The Weekend Theater Announces 2024-2025 Season

Downtown is certainly the place to get your dose of stage lights, and The Weekend Theater just confirmed it with its newly announced 2024-2025 season.

“Laugh. Cry. Think. Act.” is the mantra of the intimate community theater that’s brought conversation-starting pieces to the public since 1991. This season continues that tradition with works ranging from Shakespeare to Stephen King, and just about everything in between.

Without further ado, here’s The Weekend Theater’s 2024-2025 season lineup:

 

“Julius Caesar”

July 19 – Aug. 4

The Ides of March, they are come. As Caesar’s power grows with the people, so does the jealousy of those closest. Brutus — the closest friend and confidante to Caesar — joins a conspiracy formed by Cassius to assassinate Caesar and save Rome from tyranny. But power coveted does not equal power gained, and violence begets violence. This production will see the conspirators and tyrants as women, pit against each other in the arena of power.

 

“Psycho Beach Party”

Aug. 31 – Sept. 15

Chicklet Forrest, a teenage tomboy, desperately wants to be part of the surf crowd on Malibu Beach in 1962. One thing getting in her way is her unfortunate tendency towards split personalities. Among them is a Black checkout girl, an elderly radio talk show hostess, a male model named Steve and the accounting firm of Edelman and Edelman.
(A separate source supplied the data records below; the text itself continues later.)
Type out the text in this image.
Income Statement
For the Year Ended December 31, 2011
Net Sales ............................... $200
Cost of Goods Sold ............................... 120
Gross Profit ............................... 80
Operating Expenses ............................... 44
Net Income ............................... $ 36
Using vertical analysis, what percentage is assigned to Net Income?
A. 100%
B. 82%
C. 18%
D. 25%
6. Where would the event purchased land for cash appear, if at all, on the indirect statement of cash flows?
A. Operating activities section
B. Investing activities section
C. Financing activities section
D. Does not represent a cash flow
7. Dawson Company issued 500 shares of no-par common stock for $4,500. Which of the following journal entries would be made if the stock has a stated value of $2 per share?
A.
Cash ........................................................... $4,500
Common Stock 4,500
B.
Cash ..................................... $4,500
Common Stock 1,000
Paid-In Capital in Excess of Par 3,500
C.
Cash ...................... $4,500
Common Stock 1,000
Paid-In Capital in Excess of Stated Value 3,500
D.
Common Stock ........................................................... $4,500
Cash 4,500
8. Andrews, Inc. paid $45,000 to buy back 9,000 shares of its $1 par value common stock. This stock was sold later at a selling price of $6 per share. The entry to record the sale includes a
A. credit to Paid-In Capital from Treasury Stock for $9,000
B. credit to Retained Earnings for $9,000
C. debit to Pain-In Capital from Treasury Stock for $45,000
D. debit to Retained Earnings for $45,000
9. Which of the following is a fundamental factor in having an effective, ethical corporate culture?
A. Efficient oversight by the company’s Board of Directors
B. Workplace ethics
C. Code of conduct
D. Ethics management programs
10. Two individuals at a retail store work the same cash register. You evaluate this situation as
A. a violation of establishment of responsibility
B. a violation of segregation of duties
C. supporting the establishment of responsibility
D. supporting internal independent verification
Her most dangerous alter ego is a sexually voracious vixen named Ann Bowman who has nothing less than world domination on her mind.

 

“Extremities”

Oct. 11-27

Marjorie is home alone when Raul enters through her unlocked door and attempts to attack and rape her. The tables turn when Marjorie is able to subdue Raul and keep him tied up in her fireplace. When Terry and Patricia, Marjorie’s roommates, come home, they are shocked and begin discussing how to handle the situation: Call the police, or take matters into their own hands?

 

“Mrs. Bob Cratchit’s Wild Christmas Binge”

Dec. 6-15

In this outrageously funny parody of Dickens’ Christmas classic, award-winning playwright Christopher Durang focuses on one of “A Christmas Carol’s” most insignificant characters, Bob Cratchit’s wife. Between her 21 children, her useless blob of a husband and that whiney Tiny Tim, Mrs. Cratchit has had enough.

 

“How Black Mothers Say I Love You”

Jan. 17 – Feb. 2

Hard-working Daphne left her two young daughters in Jamaica for six years to create a better life for them in America. Now, 30 years Iater, proud and private, Daphne is relying on church and her nearby dutiful daughter to face a health crisis. But when feisty activist Claudette arrives unexpectedly from far away to help out, her arrival stirs up the buried past, family ghosts and the burning desire for unconditional love before it’s too late.

 

“God of Carnage”

March 21 – April 4

A playground altercation between 11-year-old boys brings together two sets of Brooklyn parents for a meeting to resolve the matter. At first, diplomatic niceties are observed, but as the meeting progresses, and the rum flows, tensions emerge and the gloves come off, leaving the couples with more than just their liberal principles in tatters.

 

“Carrie”

May 2-18

Carrie White is a teenage outcast who longs to fit in. At school, she’s bullied by the popular crowd, and virtually invisible to everyone else. At home, she’s dominated by her loving but cruelly controlling mother. What none of them know is that Carrie’s just discovered she’s got a special power, and if pushed too far, she’s not afraid to use it.

 

“A New Brain”

June 6-22

By the Tony Award-winning authors of “Falsettos,” here is an energetic, sardonic, often comical musical about a composer during a medical emergency. Gordon collapses into his lunch and awakes in the hospital, surrounded by his maritime-enthusiast lover, his mother, a co-worker, the doctor, and the nurses. Reluctantly, he had been composing a song for a children’s television show that features a frog, Mr. Bungee, and the specter of this large green character and the unfinished work haunts him throughout his medical ordeal.